The earliest playgrounds, sometimes fashioned from vacant city lots, were situated on asphalt or hard-packed dirt. As injuries occurred and continued, guidelines were developed to make falling safer for children. ix

According to the CPSC, unacceptable surfacing beneath playground equipment includes asphalt, most carpeting, concrete, dirt, grass, and wood mulch treated with cremated copper arsenate (CCA), a preservative known to cause cancer.x

 Advancements in shock-absorbing surfacing have made playgrounds safer than those built on concrete, asphalt, or packed earth. In many areas, advanced surfacing is required by building standards and codes, particularly for public and school playgrounds.

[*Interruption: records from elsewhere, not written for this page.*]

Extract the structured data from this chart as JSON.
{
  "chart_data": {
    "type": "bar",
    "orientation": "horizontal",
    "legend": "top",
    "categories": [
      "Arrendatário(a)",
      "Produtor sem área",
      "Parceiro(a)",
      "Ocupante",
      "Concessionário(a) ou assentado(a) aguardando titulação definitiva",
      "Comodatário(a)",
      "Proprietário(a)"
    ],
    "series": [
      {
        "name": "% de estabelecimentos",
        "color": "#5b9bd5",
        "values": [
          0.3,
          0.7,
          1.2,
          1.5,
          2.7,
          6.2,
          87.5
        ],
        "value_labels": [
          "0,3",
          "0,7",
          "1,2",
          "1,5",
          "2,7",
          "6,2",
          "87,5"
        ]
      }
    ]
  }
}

Photo courtesy of Little Tikes Commercial

Advancements in shock-absorbing surfacing have made playgrounds safer than those built on concrete, asphalt, or packed earth. In many areas, advanced surfacing is required by building standards and codes, particularly for public and school playgrounds.

According to the CPSC, there are two options available for surfacing public playgrounds: unitary and loose-fill materials.

Unitary materials are typically rubber mats and tiles or a combination of energy-absorbing materials held in place by a binder. The material might be poured in place at the site and then cured. This forms a unitary, or one-piece, shock-absorbing surface.

Newly developed surfacing materials, such as combinations of loose-fill and unitary, should be tested to ASTM F1292. It’s important keep in mind that some darker-colored surfacing materials can become extremely hot when exposed to the intense sun and can cause blistering on bare feet (proper footwear is strongly recommended when using play equipment). In hotter climates, the architect, landscape designer, or specifier should choose lighter-colored materials or provide shading to cut down on direct sun exposure.

Before specifying a unitary material as a playground surface, ask the manufacturer for ASTM F1292 test data that will identify the critical height rating of the desired surface. Some unitary systems require professional installation.